In "Fahrenheit 451" Ray Bradbury racconta un futuro distopico in cui i libri mettono paura. E chi legge anche. Un po' come i social, oggi.

Ray Bradbury apre il suo romanzo ambientato in un futuro distopico proprio con questa domanda, lasciando alle parole e alla prosa poetica e commovente la possibilità di colpire nel profondo chi legge.
Ho letto questo libro in un giorno, profondamente colpita dalle riflessioni che quest’ultimo provocasse in chi legge. Non è un romanzo semplice da elaborare, proprio per questo mi sono presa qualche giorno per tirare le fila dei pensieri e poi riprendere con le letture.
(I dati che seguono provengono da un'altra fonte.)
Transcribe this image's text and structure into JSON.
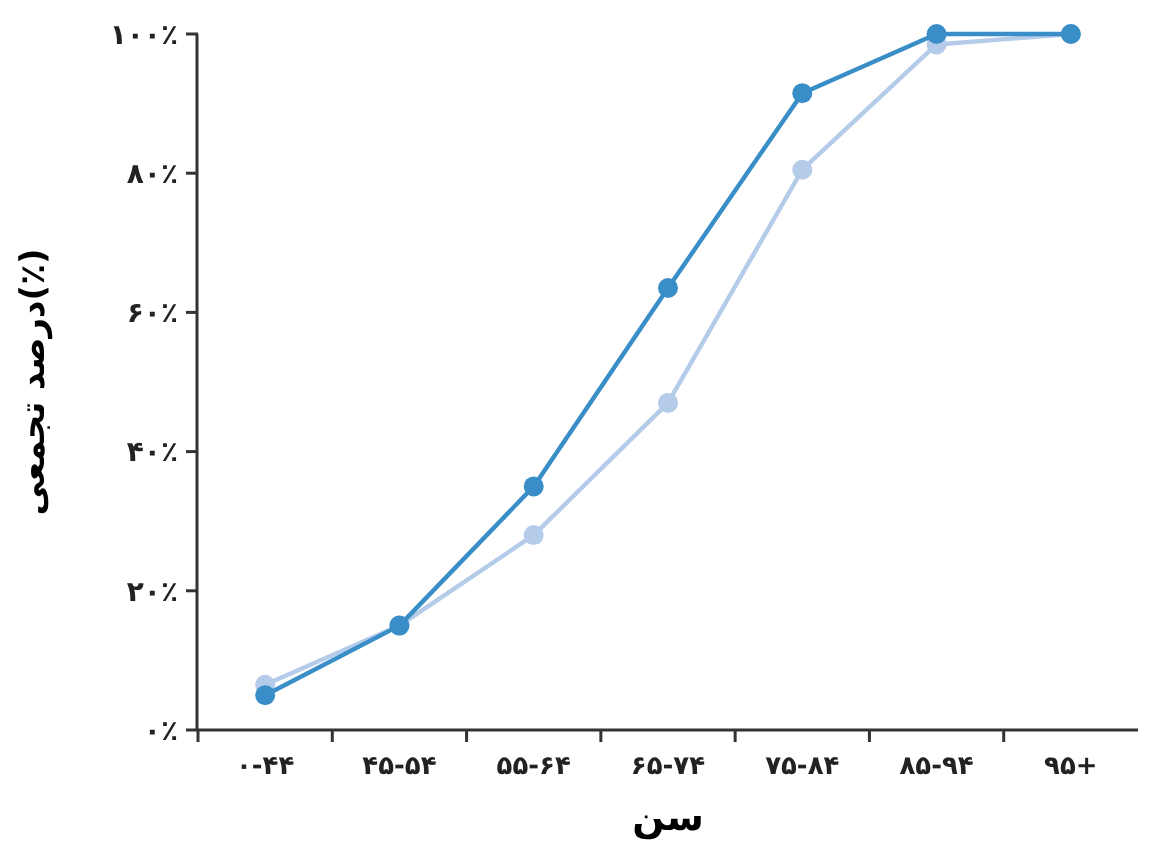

Seppur scritto più di settant’anni fa, Fahrenheit 451, si può traslare nella società di oggi, analizza con profondità l’attualità dei nostri tempi in cui i social ci fanno immergere nella vita degli altri, così tanto da sembrare di essere lì con loro, eppure non ci si chiede neanche più cosa ci sia dietro a un sorriso comparso in video o in foto. Non c’è più privacy in un mondo piatto, di calma apparente dove non ci si domanda più il perché delle cose, ma si resta inermi quasi assuefatti dalla popolarità che i social regalo di tanto in tanto con i like. L’appiattimento della società è una delle condizioni analizzate da Bradbury con Mildred che presa dal sistema si chiude in casa osservando gli altri attraverso grandi schermi e dialogando attraverso le parole di un copione, non esistono più emozioni, non esistono più domande.
Cosa bruciano? i libri. Perché? Perché leggere un libro o possedere dei libri è un crimine condannato dalle Istituzioni. I libri rappresentano la verticalità, la profondità, la conoscenza. Attraverso i libri c’è la messa in discussione, ci permettono di conoscerci meglio e di conoscere l’altro. Sono vietati perché fanno male, rendono tristi. Non ci si chiede più il perché accadano gli eventi, ma si vive attraverso una calma piatta, che però è solo apparente.
L’idea del pensiero critico viene abbandonata, c’è una censura piena da parte dello stato ritratto da Bradbury, l’ordine rappresenta una presa di potere dispotica e totalitaria, in cui la mente delle persone viene gestita attraverso l’indottrinamento all’ignoranza.
“Per ogni cosa c’è il suo momento: si, un tempo per demolire e un tempo per costruire. Un tempo per tacere e un tempo per parlare”
La pace, la ricerca della felicità resta in mano a chi possiede il potere, che decide pur essendo consapevole dell’importanza dei libri, e decide di vietarli così che nessuno possa mettere in discussione nulla, né ciò che è giusto, né ciò che è sbagliato.
Insomma, se non lo avete letto vi invito a farlo. Sono sicura che non ve ne pentirete.